For a study, researchers sought to look at the patterns, features, and oncologic outcomes of sentinel lymph node biopsy for early endometrial cancer. From 2003 to 2018, the observational study examined 83,139 women with endometrial cancer who underwent primary hysterectomy with nodal assessment for T1 disease from the National Cancer Institute’s Surveillance, Epidemiology, and End Results Program. The primary outcome measures were temporal trends in sentinel lymph node biopsy usage and patient variables related to sentinel lymph node biopsy use, as assessed by multivariable binary logistic regression models. Endometrial cancer-specific mortality linked with sentinel lymph node biopsy was examined as a secondary outcome measure using propensity score inverse probability of treatment weighting.

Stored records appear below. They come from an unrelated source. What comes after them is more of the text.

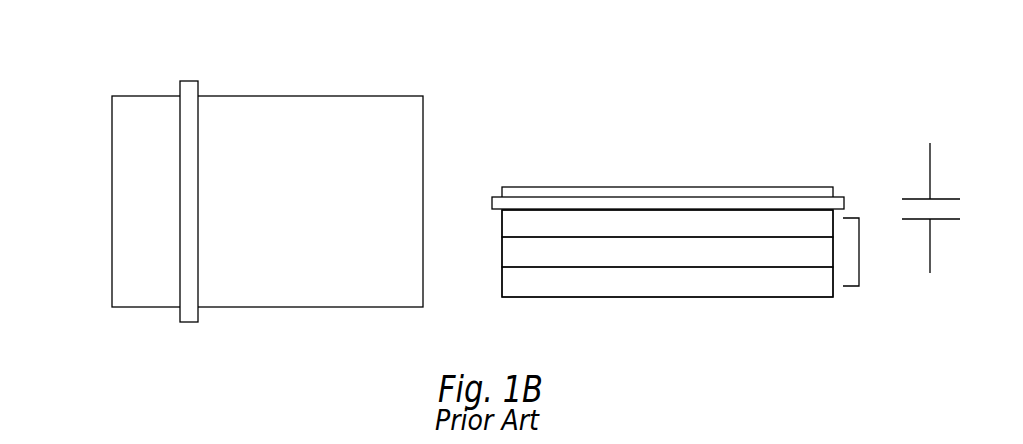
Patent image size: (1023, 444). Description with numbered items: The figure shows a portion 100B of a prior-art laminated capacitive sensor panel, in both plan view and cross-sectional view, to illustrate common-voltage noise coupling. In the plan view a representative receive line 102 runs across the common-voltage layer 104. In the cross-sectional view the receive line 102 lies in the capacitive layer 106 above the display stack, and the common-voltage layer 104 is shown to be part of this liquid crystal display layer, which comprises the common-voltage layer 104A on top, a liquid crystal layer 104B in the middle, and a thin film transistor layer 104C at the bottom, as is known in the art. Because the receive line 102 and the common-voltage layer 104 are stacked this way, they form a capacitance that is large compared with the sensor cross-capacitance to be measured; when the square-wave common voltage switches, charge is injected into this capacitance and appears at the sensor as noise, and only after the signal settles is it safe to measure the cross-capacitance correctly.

The portion of the sensor panel 100B is at (62, 61).
The receive line 102 is at (198, 317).
The VCOM layer 104 is at (370, 308).
The VCOM layer 104A is at (502, 224).
The liquid crystal layer 104B is at (502, 254).
The TFT layer 104C is at (502, 284).
The capacitive layer 106 is at (846, 178).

From 2005 to 2018, the use of sentinel lymph node biopsy grew from 0.2 to 29.7% (P<.001). Endometrioid histologic subtypes had a greater rate of uptake (0.3–31.6% between 2005 and 2018) than non endometrioid histologic subtypes (0.6–21.0% between 2006 and 2018) (both P<.001). In a recent year of surgery, endometrioid histology, well-differentiated tumors, T1a disease, and smaller tumor size were all independently linked with sentinel lymph node biopsy utilization (P<.05). Endometrial cancer-specific mortality was not enhanced by sentinel lymph node biopsy as compared to lymphadenectomy for endometrioid tumors (subdistribution hazard ratio [HR] 0.96, 95% CI 0.82–1.13) or non-endometrioid tumors (subdistribution HR 0.85, 95% CI 0.69–1.04). The rise in sentinel lymph node biopsy led to a 15.3 percentage point (1.4-fold) increase in surgical nodal assessment for low-risk endometrial cancer by 2018 (expected vs observed rates, 37.8 vs 53.1%).
In the United States, the landscape of surgical nodal examination was evolving from lymphadenectomy to sentinel lymph node biopsy for early endometrial cancer, with no evidence of a deleterious effect on cancer-specific survival.